Wer wagt es, angesichts der Geschehnisse eine weitere Eskalation des ohnehin schon größten Wettbewerbsverstoßes aller Zeiten zu riskieren? Wie können diese Maßnahmen geheim gehalten werden? Zahlreiche Beispiele (zuletzt der Fall der DAF-Händler in Polen) zeigen, dass es nur eine Frage der Zeit ist, bis die Missstände ans Licht kommen.
(5) LASS UNS DIE ZAHLEN ÜBERDENKEN
Warum sollte ein Unternehmen mit typischerweise 100-500 Lastwagen Angst vor rechtswidrigen Sanktionen haben, wenn allein vor dem Landgericht München 250.000 LKW anhängig sind und die großen Transportunternehmen Klagen für Tausende, manchmal mehr als 10.000 LKW eingereicht haben. Außerdem hatten und haben sie alle tadellose Beziehungen zu den Lkw-Herstellern. Geschäft ist Geschäft.
(6) DIE FRAGE DER GRÖSSENVORTEILE
Lohnt sich das überhaupt? Die Antwort lautet eindeutig nein!
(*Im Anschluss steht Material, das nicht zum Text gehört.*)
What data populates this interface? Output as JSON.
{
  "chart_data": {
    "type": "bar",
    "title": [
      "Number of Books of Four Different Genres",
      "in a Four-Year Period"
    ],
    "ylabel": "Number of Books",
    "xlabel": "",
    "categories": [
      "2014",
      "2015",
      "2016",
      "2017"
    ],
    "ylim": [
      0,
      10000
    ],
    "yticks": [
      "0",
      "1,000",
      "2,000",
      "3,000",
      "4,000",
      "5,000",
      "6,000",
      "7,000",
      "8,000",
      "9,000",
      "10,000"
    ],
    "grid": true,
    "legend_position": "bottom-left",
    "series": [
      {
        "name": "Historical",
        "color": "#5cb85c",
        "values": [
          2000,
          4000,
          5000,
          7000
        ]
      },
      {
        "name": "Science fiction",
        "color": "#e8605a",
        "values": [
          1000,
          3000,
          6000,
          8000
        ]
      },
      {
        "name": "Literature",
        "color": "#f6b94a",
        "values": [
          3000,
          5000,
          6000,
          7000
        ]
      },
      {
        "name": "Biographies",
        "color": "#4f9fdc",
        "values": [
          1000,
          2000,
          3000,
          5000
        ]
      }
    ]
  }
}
Wenn wir den potenziellen Gewinn in eine Waagschale legen, können wir dort nur sehr wenig zählen. Die Ironie der Sache ist, dass die Ausübung von Sanktionen enorme Risiken und organisatorische Schwierigkeiten mit sich bringen würde, während gerade der Akt der Öffentlichmachung von Sanktionsmöglichkeiten den gewünschten Effekt erzielt: Er wird dazu führen, dass sich Menschen aus dem Prozess zurückziehen und ihr Geld verlieren.
(7) JEDE MASSNAHME MÜSSTE KOORDINIERT WERDEN.
Was passiert, wenn es keine Hintergrundvereinbarung zwischen allen Lkw-Herstellern gibt? Der Kunde kauft dort, wo er bessere Bedingungen findet. Nur im Rahmen eines neuen Kartells, an dem alle Lkw-Hersteller beteiligt sind und in das sie ihr Händlernetz einbeziehen, wäre es möglich, die Käufer zu sanktionieren. Das ist völlig undenkbar.